Types of Cruises - Babymoon Cruises
NEWLY CALLED "BABYMOON" CRUISES
According to travel experts, a “babymoon cruise” (for those of you who may never have heard of such a thing) is a cruise for expectant couples - a last chance fling before the baby arrives.
And it makes perfect sense. There is no other vacation option that is as stress free as these types of cruises which makes the cruise the perfect babymoon vacation.
Consider your destination
Some cruises ply more peaceful waters than others, and if you’re pregnant you really don’t want to be tossed about the churning seas of the North Atlantic in the middle of winter.
Consider the cruise ship
If ship motion is of concern to you, even if the itinerary seems calm enough, make sure you book a stateroom that is midway from stern to aft and midway too (some forget this) from top to bottom. A cabin in this location will have the least movement, even in the roughest of waters.
If you have a choice between larger or smaller vessels, choose the larger cruise ship on these types of cruises. A larger ship will tend to be more stable.
Consider the itinerary
Depending on how easy the pregnancy, you will need to consider how active you want the cruise to be. For some an ideal babymoon cruise is one that takes in fewer ports and has a larger number of relaxing days at sea.
On the other hand, a day on board while everyone else has gone ashore can be very relaxing - more space by the pool, fewer people in the line up for the buffet ...
Find out about the medical facilities on board
Make sure there is a doctor on board and also check that prenatal care is available.
Find out about the medical facilities along the route
If you have the choice of different itineraries, rather pick the one that stops at ports with better medical facilities.
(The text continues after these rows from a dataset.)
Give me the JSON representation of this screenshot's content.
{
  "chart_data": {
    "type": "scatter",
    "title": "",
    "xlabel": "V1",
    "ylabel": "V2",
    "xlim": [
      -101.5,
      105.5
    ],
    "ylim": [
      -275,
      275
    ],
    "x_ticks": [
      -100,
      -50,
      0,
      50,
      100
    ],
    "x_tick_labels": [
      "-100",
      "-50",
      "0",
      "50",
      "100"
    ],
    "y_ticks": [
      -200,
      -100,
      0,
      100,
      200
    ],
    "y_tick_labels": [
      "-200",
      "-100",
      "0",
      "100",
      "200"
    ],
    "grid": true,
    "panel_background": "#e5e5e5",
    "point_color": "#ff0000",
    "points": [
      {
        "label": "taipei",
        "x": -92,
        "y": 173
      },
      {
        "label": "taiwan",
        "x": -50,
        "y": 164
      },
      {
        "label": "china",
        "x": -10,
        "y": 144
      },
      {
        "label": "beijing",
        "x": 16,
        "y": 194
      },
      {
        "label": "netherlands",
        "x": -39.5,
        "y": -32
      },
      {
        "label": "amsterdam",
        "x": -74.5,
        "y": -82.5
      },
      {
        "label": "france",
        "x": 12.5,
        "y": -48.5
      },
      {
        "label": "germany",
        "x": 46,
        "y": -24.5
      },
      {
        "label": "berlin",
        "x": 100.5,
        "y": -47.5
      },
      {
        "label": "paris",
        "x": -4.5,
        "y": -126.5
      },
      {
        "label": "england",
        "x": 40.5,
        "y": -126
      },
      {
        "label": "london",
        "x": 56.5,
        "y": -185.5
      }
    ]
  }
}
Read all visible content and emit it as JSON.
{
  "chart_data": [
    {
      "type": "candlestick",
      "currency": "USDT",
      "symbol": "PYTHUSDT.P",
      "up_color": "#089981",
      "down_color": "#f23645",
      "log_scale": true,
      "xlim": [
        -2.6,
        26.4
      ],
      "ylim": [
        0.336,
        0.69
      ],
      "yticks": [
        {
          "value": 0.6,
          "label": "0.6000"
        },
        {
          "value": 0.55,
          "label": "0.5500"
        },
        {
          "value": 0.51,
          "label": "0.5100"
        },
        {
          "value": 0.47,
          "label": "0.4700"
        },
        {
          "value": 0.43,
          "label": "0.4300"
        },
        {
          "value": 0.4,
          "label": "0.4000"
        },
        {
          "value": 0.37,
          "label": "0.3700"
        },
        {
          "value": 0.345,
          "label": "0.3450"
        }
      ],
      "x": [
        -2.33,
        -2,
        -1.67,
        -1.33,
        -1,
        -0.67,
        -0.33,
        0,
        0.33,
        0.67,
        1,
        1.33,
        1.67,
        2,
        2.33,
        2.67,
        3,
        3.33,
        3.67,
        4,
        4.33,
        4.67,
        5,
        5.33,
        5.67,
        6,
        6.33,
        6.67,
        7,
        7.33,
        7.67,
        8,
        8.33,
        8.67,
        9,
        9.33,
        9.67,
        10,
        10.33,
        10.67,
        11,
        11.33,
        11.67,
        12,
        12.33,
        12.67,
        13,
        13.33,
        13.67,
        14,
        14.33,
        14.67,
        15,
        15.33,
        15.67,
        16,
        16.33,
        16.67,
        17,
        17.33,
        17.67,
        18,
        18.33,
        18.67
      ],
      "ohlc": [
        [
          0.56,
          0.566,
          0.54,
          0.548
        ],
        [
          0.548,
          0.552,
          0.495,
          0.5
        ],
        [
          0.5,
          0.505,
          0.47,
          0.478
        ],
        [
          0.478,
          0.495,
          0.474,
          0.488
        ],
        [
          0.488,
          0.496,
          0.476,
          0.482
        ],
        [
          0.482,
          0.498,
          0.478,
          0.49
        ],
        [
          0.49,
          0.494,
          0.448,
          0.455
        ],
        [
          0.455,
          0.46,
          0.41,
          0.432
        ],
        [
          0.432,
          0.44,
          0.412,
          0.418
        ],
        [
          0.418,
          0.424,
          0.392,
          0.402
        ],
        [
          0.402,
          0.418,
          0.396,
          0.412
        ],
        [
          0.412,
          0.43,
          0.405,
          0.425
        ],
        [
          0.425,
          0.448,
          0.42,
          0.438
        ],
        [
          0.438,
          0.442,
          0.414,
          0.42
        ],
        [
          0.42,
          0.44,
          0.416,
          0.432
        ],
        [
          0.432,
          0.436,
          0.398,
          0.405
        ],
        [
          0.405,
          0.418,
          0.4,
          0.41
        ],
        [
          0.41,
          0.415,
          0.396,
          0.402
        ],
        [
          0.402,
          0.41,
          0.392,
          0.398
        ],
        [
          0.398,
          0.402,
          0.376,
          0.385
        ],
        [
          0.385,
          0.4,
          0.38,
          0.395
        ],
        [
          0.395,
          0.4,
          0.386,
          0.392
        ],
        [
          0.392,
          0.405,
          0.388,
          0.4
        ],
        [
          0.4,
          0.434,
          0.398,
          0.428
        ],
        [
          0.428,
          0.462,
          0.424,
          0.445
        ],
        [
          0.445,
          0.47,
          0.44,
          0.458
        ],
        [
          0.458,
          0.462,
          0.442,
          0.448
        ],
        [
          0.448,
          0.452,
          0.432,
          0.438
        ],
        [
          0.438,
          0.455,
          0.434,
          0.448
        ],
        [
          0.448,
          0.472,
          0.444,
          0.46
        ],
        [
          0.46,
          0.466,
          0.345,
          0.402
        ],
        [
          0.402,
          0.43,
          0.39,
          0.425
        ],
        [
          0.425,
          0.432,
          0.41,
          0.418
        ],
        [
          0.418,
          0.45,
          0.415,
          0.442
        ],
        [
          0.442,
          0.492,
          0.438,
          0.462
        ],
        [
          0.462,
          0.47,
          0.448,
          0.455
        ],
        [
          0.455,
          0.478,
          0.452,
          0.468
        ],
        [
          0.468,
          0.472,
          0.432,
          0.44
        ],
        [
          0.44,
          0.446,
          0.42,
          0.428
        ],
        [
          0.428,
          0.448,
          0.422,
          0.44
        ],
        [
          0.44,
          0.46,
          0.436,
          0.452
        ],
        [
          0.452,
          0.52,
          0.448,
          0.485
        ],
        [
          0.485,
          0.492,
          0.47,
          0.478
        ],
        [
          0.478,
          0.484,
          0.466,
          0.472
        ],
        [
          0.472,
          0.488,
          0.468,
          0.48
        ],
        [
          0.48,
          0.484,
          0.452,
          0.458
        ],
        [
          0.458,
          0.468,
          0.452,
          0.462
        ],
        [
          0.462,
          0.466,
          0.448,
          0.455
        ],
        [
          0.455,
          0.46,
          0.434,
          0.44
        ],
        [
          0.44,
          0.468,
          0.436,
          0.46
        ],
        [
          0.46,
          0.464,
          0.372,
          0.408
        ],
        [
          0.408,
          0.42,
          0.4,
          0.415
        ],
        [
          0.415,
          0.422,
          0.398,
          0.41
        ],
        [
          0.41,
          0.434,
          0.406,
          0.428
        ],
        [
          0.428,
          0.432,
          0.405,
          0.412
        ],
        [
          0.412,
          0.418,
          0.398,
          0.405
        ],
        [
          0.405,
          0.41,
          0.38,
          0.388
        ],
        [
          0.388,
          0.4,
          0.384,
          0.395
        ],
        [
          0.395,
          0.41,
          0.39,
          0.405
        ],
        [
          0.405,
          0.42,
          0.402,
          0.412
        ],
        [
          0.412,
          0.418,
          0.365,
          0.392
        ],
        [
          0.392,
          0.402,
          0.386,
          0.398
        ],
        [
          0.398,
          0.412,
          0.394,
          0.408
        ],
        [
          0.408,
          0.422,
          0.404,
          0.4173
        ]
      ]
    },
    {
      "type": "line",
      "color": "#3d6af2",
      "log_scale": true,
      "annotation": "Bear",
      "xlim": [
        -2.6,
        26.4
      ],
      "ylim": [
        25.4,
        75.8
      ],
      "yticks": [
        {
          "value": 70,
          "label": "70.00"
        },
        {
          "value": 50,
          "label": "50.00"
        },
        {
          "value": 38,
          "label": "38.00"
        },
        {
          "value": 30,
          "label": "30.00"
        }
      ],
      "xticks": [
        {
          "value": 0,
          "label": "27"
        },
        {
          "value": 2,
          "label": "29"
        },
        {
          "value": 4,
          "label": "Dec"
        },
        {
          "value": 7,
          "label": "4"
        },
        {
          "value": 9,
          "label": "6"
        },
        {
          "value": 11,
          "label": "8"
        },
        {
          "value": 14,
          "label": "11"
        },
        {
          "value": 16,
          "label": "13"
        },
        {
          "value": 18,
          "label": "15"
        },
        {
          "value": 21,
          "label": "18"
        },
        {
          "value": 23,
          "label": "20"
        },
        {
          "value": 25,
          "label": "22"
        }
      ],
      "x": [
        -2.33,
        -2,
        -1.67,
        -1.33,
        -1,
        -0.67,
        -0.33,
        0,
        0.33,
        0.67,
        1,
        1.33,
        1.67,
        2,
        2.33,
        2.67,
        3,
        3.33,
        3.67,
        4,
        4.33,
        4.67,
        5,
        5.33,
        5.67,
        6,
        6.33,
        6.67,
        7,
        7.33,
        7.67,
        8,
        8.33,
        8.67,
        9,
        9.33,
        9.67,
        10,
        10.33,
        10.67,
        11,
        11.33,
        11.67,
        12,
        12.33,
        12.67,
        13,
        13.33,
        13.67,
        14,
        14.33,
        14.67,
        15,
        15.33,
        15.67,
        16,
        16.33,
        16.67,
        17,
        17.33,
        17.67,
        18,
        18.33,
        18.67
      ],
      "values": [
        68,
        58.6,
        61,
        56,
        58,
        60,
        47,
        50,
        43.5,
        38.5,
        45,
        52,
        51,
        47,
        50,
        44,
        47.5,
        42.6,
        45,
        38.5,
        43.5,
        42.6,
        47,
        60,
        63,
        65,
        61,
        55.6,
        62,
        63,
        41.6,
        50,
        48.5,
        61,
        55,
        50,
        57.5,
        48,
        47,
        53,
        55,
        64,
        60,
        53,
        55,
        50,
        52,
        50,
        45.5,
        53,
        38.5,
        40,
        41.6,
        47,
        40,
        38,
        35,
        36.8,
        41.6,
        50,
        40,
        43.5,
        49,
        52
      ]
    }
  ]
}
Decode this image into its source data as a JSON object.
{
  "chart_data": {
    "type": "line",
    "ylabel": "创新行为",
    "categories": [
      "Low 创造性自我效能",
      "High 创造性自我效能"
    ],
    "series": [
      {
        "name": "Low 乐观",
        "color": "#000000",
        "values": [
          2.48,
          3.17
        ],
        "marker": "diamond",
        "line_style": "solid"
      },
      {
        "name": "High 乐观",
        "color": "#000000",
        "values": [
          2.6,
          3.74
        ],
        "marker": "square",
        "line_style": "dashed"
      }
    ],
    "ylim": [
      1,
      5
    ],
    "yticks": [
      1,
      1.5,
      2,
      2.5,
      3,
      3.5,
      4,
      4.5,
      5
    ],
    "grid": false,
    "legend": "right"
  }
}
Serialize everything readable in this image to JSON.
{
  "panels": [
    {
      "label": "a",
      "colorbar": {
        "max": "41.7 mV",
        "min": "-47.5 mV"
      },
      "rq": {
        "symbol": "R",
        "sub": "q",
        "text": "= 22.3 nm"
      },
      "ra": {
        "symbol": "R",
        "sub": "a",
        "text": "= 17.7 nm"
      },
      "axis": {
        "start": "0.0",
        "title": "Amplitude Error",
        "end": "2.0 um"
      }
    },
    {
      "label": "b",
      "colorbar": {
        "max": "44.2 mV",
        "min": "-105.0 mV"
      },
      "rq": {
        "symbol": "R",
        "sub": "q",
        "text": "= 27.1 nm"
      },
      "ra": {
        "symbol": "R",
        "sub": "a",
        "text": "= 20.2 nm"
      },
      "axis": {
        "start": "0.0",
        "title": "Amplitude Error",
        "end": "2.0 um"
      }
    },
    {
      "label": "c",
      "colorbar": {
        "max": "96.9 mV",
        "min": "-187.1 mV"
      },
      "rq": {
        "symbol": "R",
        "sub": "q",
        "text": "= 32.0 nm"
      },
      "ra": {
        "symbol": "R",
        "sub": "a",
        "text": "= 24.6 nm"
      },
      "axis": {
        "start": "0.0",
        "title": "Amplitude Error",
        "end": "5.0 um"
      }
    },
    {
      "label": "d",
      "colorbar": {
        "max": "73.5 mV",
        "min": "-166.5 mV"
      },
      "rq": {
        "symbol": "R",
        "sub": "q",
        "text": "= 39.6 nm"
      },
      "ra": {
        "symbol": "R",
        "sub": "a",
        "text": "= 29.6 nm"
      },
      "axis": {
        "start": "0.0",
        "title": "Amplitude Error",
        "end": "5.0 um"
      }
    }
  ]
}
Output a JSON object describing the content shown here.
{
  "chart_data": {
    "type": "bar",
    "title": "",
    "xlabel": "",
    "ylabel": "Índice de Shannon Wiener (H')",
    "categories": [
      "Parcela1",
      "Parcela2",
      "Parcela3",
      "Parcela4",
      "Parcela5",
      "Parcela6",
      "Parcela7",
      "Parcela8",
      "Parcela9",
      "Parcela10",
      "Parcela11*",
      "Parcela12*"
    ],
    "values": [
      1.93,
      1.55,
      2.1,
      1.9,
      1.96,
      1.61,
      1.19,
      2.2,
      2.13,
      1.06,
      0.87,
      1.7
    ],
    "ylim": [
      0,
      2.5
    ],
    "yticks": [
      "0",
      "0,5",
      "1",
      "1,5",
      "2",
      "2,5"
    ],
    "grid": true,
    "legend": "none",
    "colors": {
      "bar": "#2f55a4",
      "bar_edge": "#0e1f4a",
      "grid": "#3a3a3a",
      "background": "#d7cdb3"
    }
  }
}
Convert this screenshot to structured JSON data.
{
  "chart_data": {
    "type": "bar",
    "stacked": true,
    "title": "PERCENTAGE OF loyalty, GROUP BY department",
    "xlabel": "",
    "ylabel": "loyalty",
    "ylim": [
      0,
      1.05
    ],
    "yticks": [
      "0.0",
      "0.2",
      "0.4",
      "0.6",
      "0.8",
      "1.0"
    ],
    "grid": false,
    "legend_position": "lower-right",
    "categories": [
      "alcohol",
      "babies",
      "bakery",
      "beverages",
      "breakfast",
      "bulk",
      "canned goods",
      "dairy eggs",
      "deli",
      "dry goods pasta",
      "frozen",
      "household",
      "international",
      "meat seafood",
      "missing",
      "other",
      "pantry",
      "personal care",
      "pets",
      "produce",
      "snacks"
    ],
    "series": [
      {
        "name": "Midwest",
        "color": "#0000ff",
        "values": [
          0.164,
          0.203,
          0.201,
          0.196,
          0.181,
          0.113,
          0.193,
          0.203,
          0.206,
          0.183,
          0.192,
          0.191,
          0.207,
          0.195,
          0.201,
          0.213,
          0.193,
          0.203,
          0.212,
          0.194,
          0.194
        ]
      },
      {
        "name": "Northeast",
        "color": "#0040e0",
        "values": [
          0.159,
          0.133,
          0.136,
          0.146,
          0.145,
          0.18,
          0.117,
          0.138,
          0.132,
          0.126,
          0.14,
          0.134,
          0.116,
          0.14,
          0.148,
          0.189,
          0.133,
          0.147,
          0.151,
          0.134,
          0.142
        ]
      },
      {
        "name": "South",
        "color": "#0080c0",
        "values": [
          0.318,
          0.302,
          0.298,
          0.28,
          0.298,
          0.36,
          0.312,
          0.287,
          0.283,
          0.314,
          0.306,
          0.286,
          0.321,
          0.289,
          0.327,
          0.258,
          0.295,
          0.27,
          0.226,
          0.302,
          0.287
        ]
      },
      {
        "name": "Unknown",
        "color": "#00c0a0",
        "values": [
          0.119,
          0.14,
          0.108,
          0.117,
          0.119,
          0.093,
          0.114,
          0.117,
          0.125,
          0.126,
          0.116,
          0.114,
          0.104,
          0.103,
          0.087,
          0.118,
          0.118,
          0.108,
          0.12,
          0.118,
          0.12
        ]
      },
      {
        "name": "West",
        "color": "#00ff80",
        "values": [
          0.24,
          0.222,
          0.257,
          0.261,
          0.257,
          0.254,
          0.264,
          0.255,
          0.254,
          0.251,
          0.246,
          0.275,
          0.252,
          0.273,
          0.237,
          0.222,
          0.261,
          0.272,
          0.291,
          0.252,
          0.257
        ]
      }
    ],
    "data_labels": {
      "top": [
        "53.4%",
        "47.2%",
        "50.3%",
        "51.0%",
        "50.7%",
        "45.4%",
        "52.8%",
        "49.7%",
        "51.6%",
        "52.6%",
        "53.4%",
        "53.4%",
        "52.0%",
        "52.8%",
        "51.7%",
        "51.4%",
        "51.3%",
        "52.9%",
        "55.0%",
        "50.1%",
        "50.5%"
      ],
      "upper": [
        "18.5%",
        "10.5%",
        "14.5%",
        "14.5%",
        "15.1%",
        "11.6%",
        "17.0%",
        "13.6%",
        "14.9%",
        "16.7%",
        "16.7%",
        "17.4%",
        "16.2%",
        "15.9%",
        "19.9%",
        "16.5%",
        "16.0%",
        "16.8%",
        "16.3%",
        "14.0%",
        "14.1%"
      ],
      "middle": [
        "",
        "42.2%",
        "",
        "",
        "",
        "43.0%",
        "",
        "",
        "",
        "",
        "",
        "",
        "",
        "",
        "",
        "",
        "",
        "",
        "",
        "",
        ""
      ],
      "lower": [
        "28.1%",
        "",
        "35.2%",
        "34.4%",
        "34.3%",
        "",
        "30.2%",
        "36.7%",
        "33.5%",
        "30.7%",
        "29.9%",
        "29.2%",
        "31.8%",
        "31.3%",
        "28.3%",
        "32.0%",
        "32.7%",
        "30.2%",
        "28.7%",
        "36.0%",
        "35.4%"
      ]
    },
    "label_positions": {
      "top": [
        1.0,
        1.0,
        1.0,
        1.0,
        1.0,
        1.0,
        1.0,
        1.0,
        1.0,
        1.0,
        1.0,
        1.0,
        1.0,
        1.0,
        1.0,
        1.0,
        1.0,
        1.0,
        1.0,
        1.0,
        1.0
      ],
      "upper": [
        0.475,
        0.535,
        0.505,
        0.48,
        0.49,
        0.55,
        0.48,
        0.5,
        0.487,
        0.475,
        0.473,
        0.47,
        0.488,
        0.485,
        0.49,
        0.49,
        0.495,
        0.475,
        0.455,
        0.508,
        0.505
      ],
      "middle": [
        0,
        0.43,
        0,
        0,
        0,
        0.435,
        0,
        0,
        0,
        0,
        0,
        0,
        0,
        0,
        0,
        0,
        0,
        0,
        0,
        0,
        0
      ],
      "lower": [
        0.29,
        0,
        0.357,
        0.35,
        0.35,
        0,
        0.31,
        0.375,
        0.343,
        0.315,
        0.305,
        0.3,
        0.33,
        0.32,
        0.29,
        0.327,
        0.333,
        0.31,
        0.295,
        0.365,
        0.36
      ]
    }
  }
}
This may not be the most exotic or daring cruise, but it will certainly be the safer one.
Check cruise line policies about pregnant passengers
Most cruise lines will not accept reservations for passengers who are more than 24 weeks or 6 months pregnant at the time of travel or if they should fall into this time line at any time during the cruise.
This ties in with the American College of Obstetrics and Gynaecology's recommendation that the safest time for a pregnant woman to travel is between 18-24 weeks.
Despite this, some cruise lines have no restrictions at all, but whatever the restrictions, most of the cruise lines require a confirmation from the passengers’ doctor attesting that they are fit to travel.
Talk to your doctor about your cruise
Whatever the restriction be sure to talk with your doctor before even thinking of taking a babymoon cruise. If your doctor gives you the OK and is prepared to write a letter stating you are fit to travel - it’s all steam ahead!
Check the airline restrictions for pregnant passengers
If you are flying to your ports of embarkation, check the policies of your airline regarding pregnant passengers. You’ll be fine for the cruise, but may not be able to get there by air although it is more likely that the airline accept you as a passenger and the cruise line does not.
Check your travel insurance
Check with your insurance company as to what is and what is not covered by your policy. Some insurance companies do not cover pregnancy related care.